I’m okay thanks. How’re you?
I’m okay thanks. You okay?
I’m okay
Good
Okay
Bye then
Bye
[wine and cheese]
HOST: Welcome, can I offer you a glass of wine?
370 RATS IN A TRENCHCOAT: We’ll start with the cheese thanks
Once again I’ve been mistaken for a 50lb sack of flint corn.
I asked my neighbor’s 5 yr old if he wanted a baby brother or sister and his reply was he just wanted chicken nuggets
My 9-year-old is very passionate about learning to play the piano. She’s even more passionate about learning to play the piano at 6:37 in the morning.
After weeks of progress, I suddenly stopped losing weight. I hit a wall.
*puts ice pack on hand* OK, so I was a little upset.
A police man came up to me with a sniffer dog and said, “This dog tells me you’re on drugs.”
“I’m on drugs? You’re the one talking to dogs”
A car window made specifically for a dog to stick its head out of is called a sunwoof.
A woman at work told me I had great energy which is entirely plausible as I just ate a lithium battery.
Neighbor: Hi buddy, how you doing this morning?
My 3 year old: Good. My mom puts heavy things on me at night so I can’t move or get out of bed.
A weighted blanket. We gave him a weighted blanket.
Considering “Thank You” cards are a thing, I’m going to invent “No, thank YOU!” cards and people will send them back and forth forever.
People complain about spam e-mail but it provides a valuable service. If every e-mail I got was actually important and required a response? I think that might break me
My favorite part of the date is when I tell her that I want her to have my kids. And then I give them to her, all 3 of them.
TERMINOTOR: come with me if u want to live
ME: ok cool
*just sits there*
TERMINOTOR: COME WITH ME IF–
ME: ya i got it. im good right here
If your wife makes a comment and you ask “how is that my problem?” It just became your problem.
Me: YOU CAN DO IT SON!
Son: Why are you being so encouraging? Are you drunk?
Me: Yep. So pass your driving test or we’re walking home.
Babies invented being in a bad mood for no reason, and they continue to innovate in the field
Me: Alexa, tell me a joke!
Alexa: You’re definitely going to finish that home improvement project this weekend.

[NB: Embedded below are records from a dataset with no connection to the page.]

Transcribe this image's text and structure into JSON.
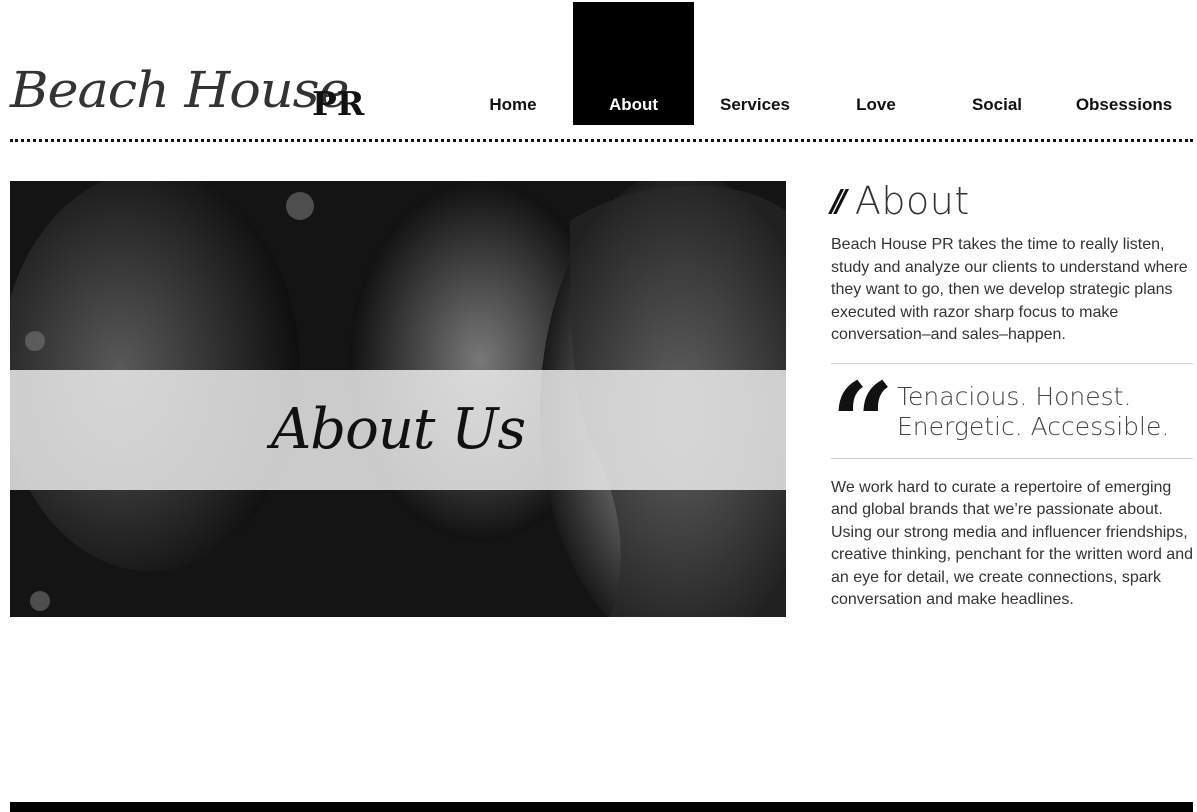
{
  "brand": {
    "script": "Beach House",
    "suffix": "PR"
  },
  "nav": [
    {
      "label": "Home",
      "active": false
    },
    {
      "label": "About",
      "active": true
    },
    {
      "label": "Services",
      "active": false
    },
    {
      "label": "Love",
      "active": false
    },
    {
      "label": "Social",
      "active": false
    },
    {
      "label": "Obsessions",
      "active": false
    }
  ],
  "hero": {
    "title": "About Us"
  },
  "about": {
    "title": "About",
    "paragraph1": "Beach House PR takes the time to really listen, study and analyze our clients to understand where they want to go, then we develop strategic plans executed with razor sharp focus to make conversation–and sales–happen.",
    "quote_line1": "Tenacious. Honest.",
    "quote_line2": "Energetic. Accessible.",
    "paragraph2": "We work hard to curate a repertoire of emerging and global brands that we’re passionate about. Using our strong media and influencer friendships, creative thinking, penchant for the written word and an eye for detail, we create connections, spark conversation and make headlines."
  },
  "colors": {
    "accent": "#000000",
    "text": "#333333",
    "band": "#ebebeb"
  }
}
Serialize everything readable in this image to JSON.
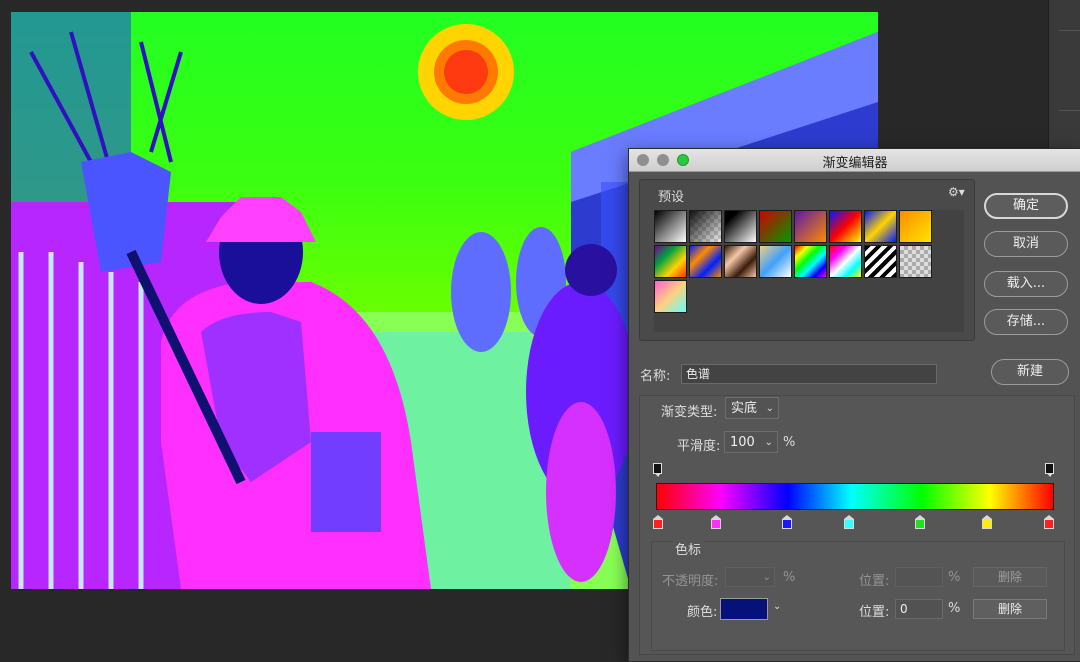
{
  "dialog": {
    "title": "渐变编辑器",
    "presets_label": "预设",
    "gear_icon": "gear-icon",
    "buttons": {
      "ok": "确定",
      "cancel": "取消",
      "load": "载入...",
      "save": "存储...",
      "new": "新建"
    },
    "name_label": "名称:",
    "name_value": "色谱",
    "gradient_type_label": "渐变类型:",
    "gradient_type_value": "实底",
    "smoothness_label": "平滑度:",
    "smoothness_value": "100",
    "smoothness_unit": "%",
    "stops_section_label": "色标",
    "opacity_label": "不透明度:",
    "opacity_unit": "%",
    "opacity_location_label": "位置:",
    "opacity_location_unit": "%",
    "opacity_delete": "删除",
    "color_label": "颜色:",
    "color_location_label": "位置:",
    "color_location_value": "0",
    "color_location_unit": "%",
    "color_delete": "删除",
    "selected_color": "#06127a",
    "gradient_colors": [
      "#ff0000",
      "#ff00ff",
      "#0000ff",
      "#00ffff",
      "#00ff00",
      "#ffff00",
      "#ff0000"
    ],
    "color_stop_colors": [
      "#ff2020",
      "#ff30ff",
      "#1a1aff",
      "#33ffff",
      "#22e022",
      "#ffee00",
      "#ff2020"
    ]
  }
}
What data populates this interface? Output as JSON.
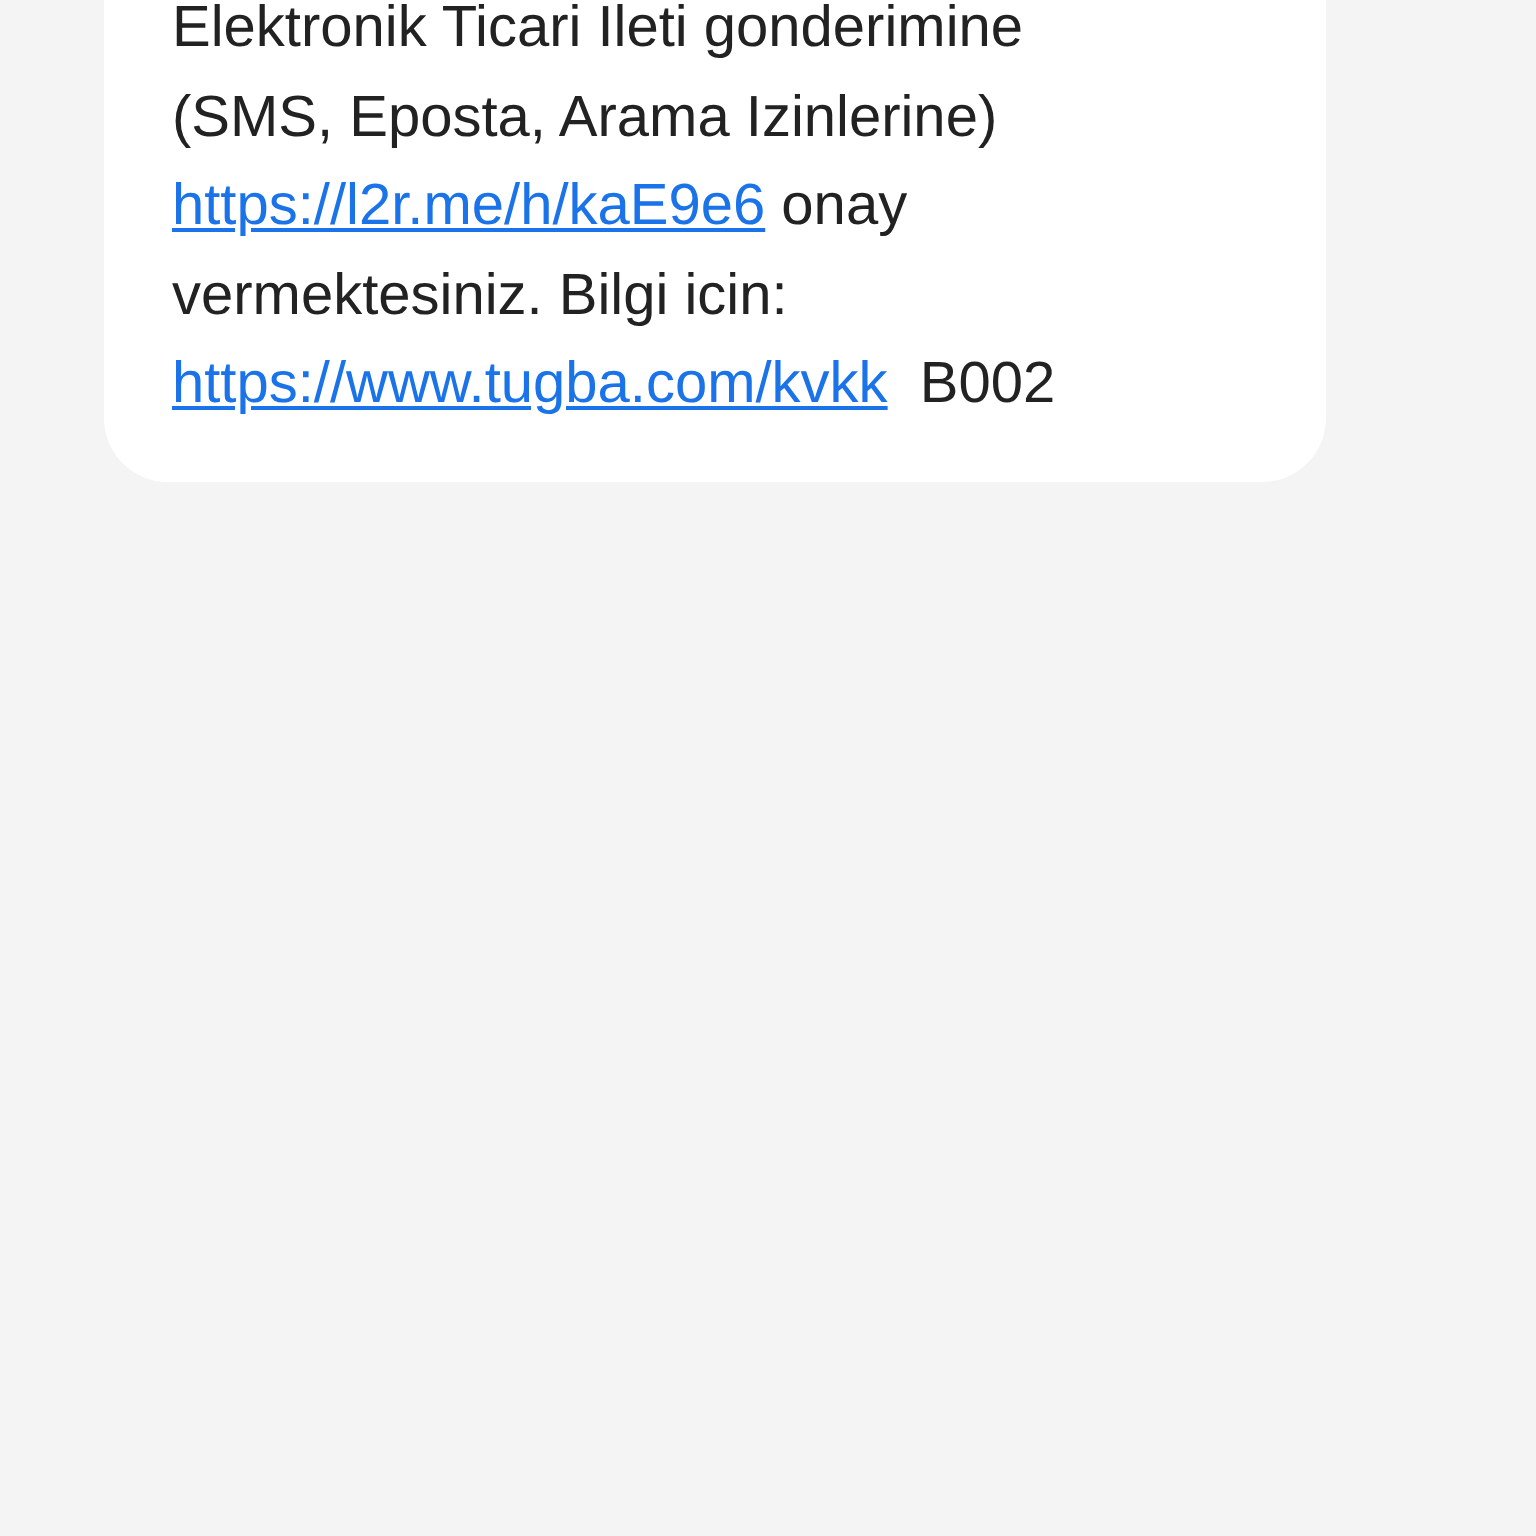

Bouncer: Your friends can go in but not you, you go home
Me: Perfect, say it just like that when I turn up later
What’s the loudest pet?
A trumpet.
#PetDay
Great shoulder tattoo. I bet butterflies are really significant to you and have shaped you into the person you are today, right?
My son just said there was too much cheese on his quesadilla. I don’t understand where I went wrong.
I lost my job at NASA Mission Control today. I misheard when they said, “It’s lunch time.”